Al ponerse la luz verde, cruzó la Quinta Avenida con su bicicleta y entró en el depósito por la entrada de la calle Treinta. Estacionó la bicicleta en el sitio habitual, cerca de los ataúdes destinados a los muertos que nadie reclamaba, y subió en el ascensor hacia el primer piso.

Enseguida advirtió el trajín en el interior. En la recepción, varias secretarias del turno de mañana estaban ocupadas respondiendo el teléfono, cuando por lo general no entraban a trabajar hasta las ocho. Las consolas estaban cubiertas de parpadeantes luces rojas. Hasta el cubículo del sargento Murphy estaba abierto y la luz encendida, pese a que nunca llegaba antes de las nueve.

Picado por la curiosidad, entró en la sala de identificaciones y fue directamente hacia la cafetera.

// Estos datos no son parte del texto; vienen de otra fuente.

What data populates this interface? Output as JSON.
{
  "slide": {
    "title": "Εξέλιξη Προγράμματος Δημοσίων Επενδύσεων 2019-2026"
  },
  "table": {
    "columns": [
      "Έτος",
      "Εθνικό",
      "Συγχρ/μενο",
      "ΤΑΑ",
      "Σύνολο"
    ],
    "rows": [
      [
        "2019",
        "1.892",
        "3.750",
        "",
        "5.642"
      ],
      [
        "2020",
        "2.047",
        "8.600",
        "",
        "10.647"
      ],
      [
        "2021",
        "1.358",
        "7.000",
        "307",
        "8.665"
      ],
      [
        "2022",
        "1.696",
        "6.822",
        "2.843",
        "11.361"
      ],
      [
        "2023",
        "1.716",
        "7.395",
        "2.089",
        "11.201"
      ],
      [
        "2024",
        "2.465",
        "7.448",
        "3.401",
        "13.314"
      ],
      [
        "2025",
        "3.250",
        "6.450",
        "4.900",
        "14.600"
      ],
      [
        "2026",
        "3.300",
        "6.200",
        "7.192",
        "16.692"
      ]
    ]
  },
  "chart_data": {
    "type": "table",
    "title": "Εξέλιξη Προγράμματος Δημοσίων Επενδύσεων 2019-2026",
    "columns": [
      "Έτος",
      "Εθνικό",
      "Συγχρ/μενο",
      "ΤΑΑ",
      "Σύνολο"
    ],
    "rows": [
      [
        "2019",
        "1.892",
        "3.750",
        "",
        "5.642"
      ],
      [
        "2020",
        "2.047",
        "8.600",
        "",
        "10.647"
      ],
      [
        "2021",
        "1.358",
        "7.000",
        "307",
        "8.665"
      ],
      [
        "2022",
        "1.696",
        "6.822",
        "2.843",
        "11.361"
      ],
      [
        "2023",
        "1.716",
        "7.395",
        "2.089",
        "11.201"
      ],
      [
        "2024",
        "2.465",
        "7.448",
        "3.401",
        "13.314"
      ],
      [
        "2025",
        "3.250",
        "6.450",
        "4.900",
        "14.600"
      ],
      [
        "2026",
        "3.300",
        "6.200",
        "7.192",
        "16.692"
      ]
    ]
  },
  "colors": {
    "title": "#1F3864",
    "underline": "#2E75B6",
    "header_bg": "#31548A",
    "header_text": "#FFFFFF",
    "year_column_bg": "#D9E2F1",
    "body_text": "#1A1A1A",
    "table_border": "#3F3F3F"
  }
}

Vinnie Amendola, uno de los ayudantes del depósito, estaba parapetado detrás del periódico, como de costumbre. Pero ésa era la única circunstancia normal a aquella hora de la mañana. Aunque Jack solía ser el primer anatomopatólogo en llegar, aquel día el subdirector del Instituto Forense -el doctor Calvin Washington- y los doctores Laurie Montgomery y Chet McGovern ya estaban allí. Los tres estaban enfrascados en una acalorada discusión con el sargento Murphy y, para sorpresa de Jack, con el detective Lou Soldado, de homicidios. Lou visitaba el depósito con frecuencia, pero nunca a las siete y media de la mañana. Además, tenía todo el aspecto de no haber dormido o, si lo había hecho, no se había quitado la ropa.

Jack se sirvió una taza de café. Nadie reparó en su llegada.

Tras añadir un poco de leche y un terrón de azúcar a la taza, se dirigió a la puerta del vestíbulo. Asomó la cabeza y, tal como esperaba, comprobó que el lugar estaba abarrotado de periodistas que charlaban entre sí y tomaban café. Puesto que estaba absolutamente prohibido fumar, Jack pidió a Vinnie que saliera a comunicárselo.